Now, some sixteen months later, I am in awe at the restorative power that time actually does possess. While not a day - or, at times, an hour - goes by that I don't miss Karen and reflect on what happened, I am able to experience life in a way that was inconceivable in those dark days. Where before I was unable to be in our apartment, I now find myself to enjoy it as the home it was for us and for me now. Streets I couldn't walk on for fear of the bitter memories they evoked, now remind me of the happy times we shared. True there are still a couple places I have not been able to enter and certain songs that I turn off upon hearing the first few chords, but these are far fewer in number than they were. Similarly, instead of avoiding newborns and pregnant women, as was what I did for so long, I now find myself sharing in the joy my many friends are experiencing recently. This does, however, come with a melancholy twinge that I keep to myself and that I'm sure will remain with me forever.

All these changes are palpable and fall in the realm of things I never imagined could happen. So now when I consider the cliché so often said to me (and others suffering similar experiences) I understand its validity but also its incompleteness.
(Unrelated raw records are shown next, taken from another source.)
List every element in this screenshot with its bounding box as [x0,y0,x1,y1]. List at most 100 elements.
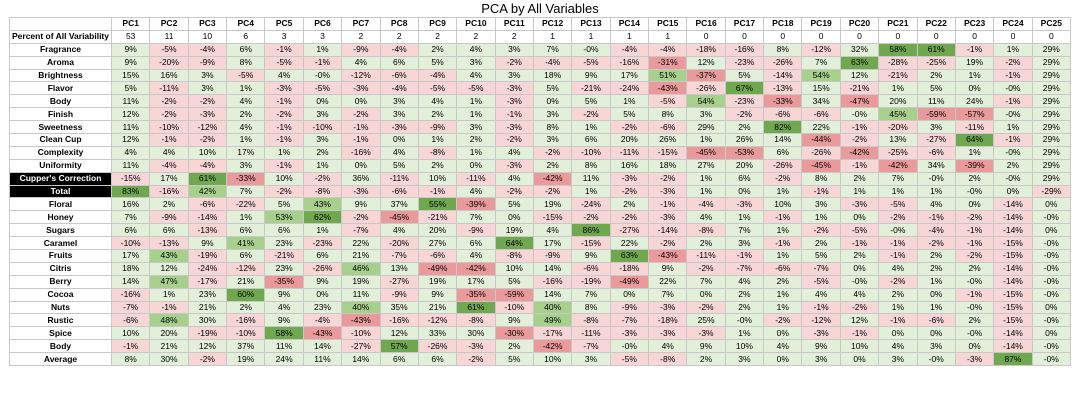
table-cell: -0% [724,313,765,328]
table-cell: -26% [763,55,803,70]
table-cell: 2% [226,107,266,122]
table-cell: 4% [226,94,266,109]
table-cell: -2% [571,107,611,122]
table-cell: -4% [916,223,956,238]
table-cell: -2% [839,133,880,147]
table-cell: 4% [878,261,918,276]
variability-cell: 0 [916,29,956,44]
table-cell: -1% [916,210,956,225]
table-cell: 1% [993,42,1033,57]
table-cell: 19% [532,197,573,212]
row-label: Finish [9,107,112,122]
column-header: PC16 [686,17,726,31]
table-cell: -33% [763,94,803,109]
table-cell: -27% [341,339,381,354]
table-cell: 27% [686,158,726,173]
table-cell: 29% [1031,42,1072,57]
table-cell: -3% [609,326,650,341]
table-cell: 2% [686,352,726,367]
table-cell: 1% [686,171,726,186]
table-cell: -6% [379,184,419,199]
table-row: Caramel -10% -13% 9% 41% 23% -23% 22% -20% 27% 6% 6… [9,236,1072,251]
table-cell: -9% [187,55,228,70]
table-cell: 0% [456,158,496,173]
table-cell: 0% [763,326,803,341]
table-cell: 5% [916,81,956,96]
table-cell: -4% [187,158,228,173]
column-header: PC17 [724,17,765,31]
table-cell: 1% [149,287,189,302]
table-cell: 12% [110,107,151,122]
table-cell: 8% [110,352,151,367]
table-cell: 0% [954,81,995,96]
table-cell: 0% [763,352,803,367]
table-cell: 29% [1031,107,1072,122]
table-cell: -2% [264,184,304,199]
table-cell: 6% [149,223,189,238]
table-cell: 24% [264,352,304,367]
table-cell: 19% [417,274,458,289]
table-cell: 4% [341,55,381,70]
table-cell: -3% [379,120,419,135]
table-cell: 3% [801,352,841,367]
table-cell: 26% [648,133,688,147]
table-cell: 3% [187,68,228,83]
table-cell: -3% [609,171,650,186]
table-cell: -42% [878,158,918,173]
table-cell: 48% [149,313,189,328]
table-cell: -26% [763,158,803,173]
table-cell: 0% [839,352,880,367]
table-cell: -1% [763,236,803,251]
table-cell: -1% [993,68,1033,83]
table-cell: 51% [648,68,688,83]
table-cell: 58% [878,42,918,57]
table-cell: 1% [763,184,803,199]
table-cell: 87% [993,352,1033,367]
table-cell: -7% [341,223,381,238]
table-cell: 11% [264,339,304,354]
table-cell: 1% [954,145,995,160]
table-cell: 3% [379,94,419,109]
table-cell: -26% [302,261,343,276]
row-label: Sugars [9,223,112,238]
table-cell: -5% [839,223,880,238]
table-cell: -9% [532,249,573,263]
table-cell: 0% [839,210,880,225]
table-cell: 7% [724,223,765,238]
variability-cell: 0 [763,29,803,44]
table-cell: 5% [417,55,458,70]
table-cell: -1% [149,300,189,315]
column-header: PC25 [1031,17,1072,31]
table-cell: 17% [532,236,573,251]
table-cell: 19% [226,352,266,367]
table-cell: -43% [648,81,688,96]
table-cell: 7% [648,287,688,302]
row-label: Average [9,352,112,367]
table-cell: -1% [264,158,304,173]
table-cell: -0% [1031,210,1072,225]
table-cell: 2% [226,300,266,315]
table-cell: -13% [149,236,189,251]
table-cell: -22% [226,197,266,212]
table-cell: -2% [763,313,803,328]
table-cell: 1% [763,287,803,302]
table-cell: 62% [302,210,343,225]
table-cell: -16% [341,145,381,160]
table-cell: 20% [149,326,189,341]
table-cell: 20% [878,94,918,109]
table-cell: -28% [878,55,918,70]
table-cell: -9% [456,223,496,238]
table-cell: -23% [724,55,765,70]
table-cell: -15% [110,171,151,186]
table-cell: 19% [341,274,381,289]
table-cell: 0% [724,184,765,199]
table-cell: 3% [226,158,266,173]
table-cell: 22% [341,236,381,251]
table-cell: -21% [878,68,918,83]
chart-title: PCA by All Variables [481,1,599,16]
table-cell: -6% [379,68,419,83]
variability-cell: 2 [417,29,458,44]
table-cell: 9% [801,339,841,354]
variability-cell: 0 [839,29,880,44]
table-cell: 15% [801,81,841,96]
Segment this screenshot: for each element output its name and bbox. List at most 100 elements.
Back then, when people uttered those words, what I heard them saying to me was that time will put things back as they were or that the pain will fade as all memories of her slipped further behind me. The first idea being, of course, utterly impossible and the second being scary because I feared the prospect of loosing the happy memories along with the painful ones. Hence, I rankled at such expressions of support and comfort. What I didn't comprehend until recently is that the true, complete comment should be: "Time heals all wounds, but the scars remain forever." The addition of the added portion is important to me because it changes the implication - offensive at times - that time will make you forget as a means of allowing one to go on with their lives to something that embraces what was while allowing for the progression to another phase of life.

And going on to another phase of life, while NEVER forgetting what once was, is what I am doing now. This progression is marked by several changes and decisions I made recently, all of which were made after much contemplation and introspection. The first, as I mentioned in an earlier posting, is that I've left the practice of law. I am still in the process of finding what my new career will be, but the decision has been a positive one already and I have been in investigating a variety of options.

The other big decision is that I am preparing for a trip to Korea, Japan and Southeast Asia. This is a journey that in may ways has been thirty-six years in the making for me and, perhaps more importantly, one that Karen and I intended to undertake with James. I depart on April 10 and will give more details in a future post as well as providing updates periodically (dependant on Internet availability, of course) from the road.

So today I feel as if I have journeyed to hell and back. And while I bear the scars of the experience, I also retain the joyful memories of the life snatched from me, which will guide me as I press forward. I was asked recently whether I would trade the time I had with Karen in order to have avoided the heartache and misery I suffered from her death. I needed no time to think about the answer because just as there is truth in the cliché about time, equally true for me (if not more so) is that it is far better to have loved and lost than never to have loved at all. With Karen this was absolute and I count myself beyond lucky to have had the time with her I did and to have known the person she was.